The first sign something changed was not a splashy new emoji or a fresh coat of Apple gloss. It was a tiny lock icon, sitting quietly inside a green-bubble conversation — one of those cross-platform chats that usually feels like it is held together with tape and goodwill.​

Apple has releasediOS 26.4 Beta 2, and while the update is stuffed with the sort of micro-tweaks only obsessive beta testers notice, the headline is clear: Apple is widening its test of end-to-end encrypted RCS messaging between iPhone and Android.

In short, iOS 26.4 Beta 2 expands encrypted RCS testing to Android (with a lock icon when active), requires iOS 26.4 on iPhone and the latest Google Messages on Android, will not include full cross-platform encryption in this release, and also adjusts a handful of interface details from 'barely there' to 'definitely noticeable.'

With the second beta of iOS 26.4, Apple is testing end-to-end encryption for RCS messages sent between iPhones and Android devices. In practical terms, encrypted messages can now be sent to an Android user, and when encryption is enabled a lock icon appears on the message thread.

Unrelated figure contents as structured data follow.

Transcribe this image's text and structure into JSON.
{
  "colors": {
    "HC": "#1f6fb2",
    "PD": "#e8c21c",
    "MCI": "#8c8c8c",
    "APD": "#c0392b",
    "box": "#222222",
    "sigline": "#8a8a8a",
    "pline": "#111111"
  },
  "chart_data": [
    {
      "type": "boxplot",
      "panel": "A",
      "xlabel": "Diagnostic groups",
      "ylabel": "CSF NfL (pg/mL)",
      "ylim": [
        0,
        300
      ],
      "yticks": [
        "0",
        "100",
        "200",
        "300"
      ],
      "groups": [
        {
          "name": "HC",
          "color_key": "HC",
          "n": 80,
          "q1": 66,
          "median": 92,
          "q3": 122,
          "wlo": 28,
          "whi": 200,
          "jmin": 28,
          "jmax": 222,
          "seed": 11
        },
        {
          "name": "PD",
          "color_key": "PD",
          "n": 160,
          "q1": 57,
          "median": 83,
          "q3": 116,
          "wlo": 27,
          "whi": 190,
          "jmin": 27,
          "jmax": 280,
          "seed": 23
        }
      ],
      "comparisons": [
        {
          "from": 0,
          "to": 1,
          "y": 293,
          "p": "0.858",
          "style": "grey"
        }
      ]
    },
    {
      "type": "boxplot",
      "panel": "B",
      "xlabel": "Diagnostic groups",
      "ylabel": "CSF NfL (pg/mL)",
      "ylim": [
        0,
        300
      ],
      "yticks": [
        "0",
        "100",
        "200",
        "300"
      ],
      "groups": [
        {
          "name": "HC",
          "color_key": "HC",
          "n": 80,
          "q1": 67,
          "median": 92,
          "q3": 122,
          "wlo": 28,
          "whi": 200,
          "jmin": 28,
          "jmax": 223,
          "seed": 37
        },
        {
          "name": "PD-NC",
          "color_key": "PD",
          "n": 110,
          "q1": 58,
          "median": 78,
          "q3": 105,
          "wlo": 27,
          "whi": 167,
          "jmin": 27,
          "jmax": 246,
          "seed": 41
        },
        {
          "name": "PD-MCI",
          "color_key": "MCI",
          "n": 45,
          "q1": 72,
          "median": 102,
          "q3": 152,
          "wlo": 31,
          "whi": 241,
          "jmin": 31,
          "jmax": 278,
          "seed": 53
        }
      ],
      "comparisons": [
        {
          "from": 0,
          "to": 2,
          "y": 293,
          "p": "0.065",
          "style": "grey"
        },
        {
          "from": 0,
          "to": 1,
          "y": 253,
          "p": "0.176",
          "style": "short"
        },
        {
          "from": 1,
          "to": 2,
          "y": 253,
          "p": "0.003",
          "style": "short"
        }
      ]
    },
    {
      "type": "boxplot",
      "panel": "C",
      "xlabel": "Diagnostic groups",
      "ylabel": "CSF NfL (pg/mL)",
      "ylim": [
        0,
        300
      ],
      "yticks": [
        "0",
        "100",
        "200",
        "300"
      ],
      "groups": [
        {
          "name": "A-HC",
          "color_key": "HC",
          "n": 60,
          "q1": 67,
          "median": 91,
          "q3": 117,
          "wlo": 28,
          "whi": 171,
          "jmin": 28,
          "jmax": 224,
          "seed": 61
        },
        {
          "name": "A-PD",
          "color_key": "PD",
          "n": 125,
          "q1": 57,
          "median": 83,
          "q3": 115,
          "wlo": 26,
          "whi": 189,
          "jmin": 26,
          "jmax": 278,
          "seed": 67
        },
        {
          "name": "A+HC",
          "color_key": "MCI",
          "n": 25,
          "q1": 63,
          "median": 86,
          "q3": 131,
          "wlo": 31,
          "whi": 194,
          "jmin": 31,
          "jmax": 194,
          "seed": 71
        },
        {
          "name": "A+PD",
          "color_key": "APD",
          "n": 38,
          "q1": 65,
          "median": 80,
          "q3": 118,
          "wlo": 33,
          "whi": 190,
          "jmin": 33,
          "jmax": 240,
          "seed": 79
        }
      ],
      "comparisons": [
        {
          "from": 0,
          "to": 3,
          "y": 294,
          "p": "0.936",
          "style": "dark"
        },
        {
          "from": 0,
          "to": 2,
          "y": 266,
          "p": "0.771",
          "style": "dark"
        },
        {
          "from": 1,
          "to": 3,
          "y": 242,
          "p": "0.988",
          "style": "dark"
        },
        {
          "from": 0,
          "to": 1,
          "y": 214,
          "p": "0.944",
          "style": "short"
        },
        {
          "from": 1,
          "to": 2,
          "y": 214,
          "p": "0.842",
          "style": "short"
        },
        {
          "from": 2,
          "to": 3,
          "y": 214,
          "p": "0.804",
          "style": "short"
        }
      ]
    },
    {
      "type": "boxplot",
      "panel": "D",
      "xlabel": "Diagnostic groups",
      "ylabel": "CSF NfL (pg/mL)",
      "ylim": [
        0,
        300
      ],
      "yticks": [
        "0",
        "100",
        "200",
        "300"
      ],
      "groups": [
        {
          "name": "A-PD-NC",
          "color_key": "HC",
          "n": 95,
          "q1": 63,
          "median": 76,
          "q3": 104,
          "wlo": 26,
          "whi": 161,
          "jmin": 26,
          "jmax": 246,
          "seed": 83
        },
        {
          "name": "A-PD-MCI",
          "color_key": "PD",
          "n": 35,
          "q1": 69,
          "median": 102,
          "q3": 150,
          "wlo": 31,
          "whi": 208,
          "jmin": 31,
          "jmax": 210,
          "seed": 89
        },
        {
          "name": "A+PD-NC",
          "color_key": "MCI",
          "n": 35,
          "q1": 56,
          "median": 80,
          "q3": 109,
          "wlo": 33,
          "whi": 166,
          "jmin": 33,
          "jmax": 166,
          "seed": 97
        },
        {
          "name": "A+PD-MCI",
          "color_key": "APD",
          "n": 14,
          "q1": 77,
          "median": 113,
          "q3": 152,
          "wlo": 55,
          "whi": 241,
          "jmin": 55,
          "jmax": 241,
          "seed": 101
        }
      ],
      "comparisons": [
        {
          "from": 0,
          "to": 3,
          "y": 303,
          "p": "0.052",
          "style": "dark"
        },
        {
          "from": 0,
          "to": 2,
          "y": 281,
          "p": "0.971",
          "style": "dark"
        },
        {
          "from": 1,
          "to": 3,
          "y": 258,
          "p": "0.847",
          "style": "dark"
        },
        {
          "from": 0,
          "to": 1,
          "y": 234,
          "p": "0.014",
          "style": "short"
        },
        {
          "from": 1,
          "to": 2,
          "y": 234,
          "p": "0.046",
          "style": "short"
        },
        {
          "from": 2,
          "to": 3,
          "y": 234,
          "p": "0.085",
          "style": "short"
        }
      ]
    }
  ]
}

There are caveats because of course there are. MacRumors notes encrypted conversations are not available for all devices or carriers during the test period, and the requirements are specific: iPhone users need iOS 26.4, and Android users need the latest version of Google Messages.

What is unusually helpful here is that Apple's own developer release notes for Beta 2 make no pretence that this feature is finished. They state: 'In this beta, RCS end-to-end encryption will become available for testing between Apple and Android devices. This feature is not shipping in this release and will be available to customers in future iOS, iPadOS, macOS, and watchOS 26 releases. End-to-end encryption is in beta and is not available for all devices or carriers. Conversations labeled as encrypted are encrypted end-to-end, so messages cannot be read while they are sent between devices.'

Apple also collaborated with the GSM Association (GSMA) to implement end-to-end encryption, according to MacRumors. The context is important: iMessage already supports end-to-end encryption, and Android's RCS can be encrypted end-to-end for Android-to-Android chats, but full encryption has not been available for iPhone-to-Android conversations.

For everyday users — siblings on different phones, couples split across ecosystems, parents stuck in a family group chat — the appeal is obvious. If a message is private, it should truly remain private, not 'private except for the part where it travels across the internet.'

Beyond the encryption update, iOS 26.4 Beta 2 reads like the kind of changelog that could be missed with a blink, yet it still contains details that shape the software's overall feel. On the Home Screen, the 'Edit' menu now uses a more transparent 'Liquid Glass,' Apple's subtle way of increasing visual sheen.

In Apple's Games app, the search bar has moved from the bottom of the display to the top. It is a small change, but it also acknowledges that thumb-stretch ergonomics matter — particularly on larger iPhones, where the lower edge is crowded with gestures and muscle memory.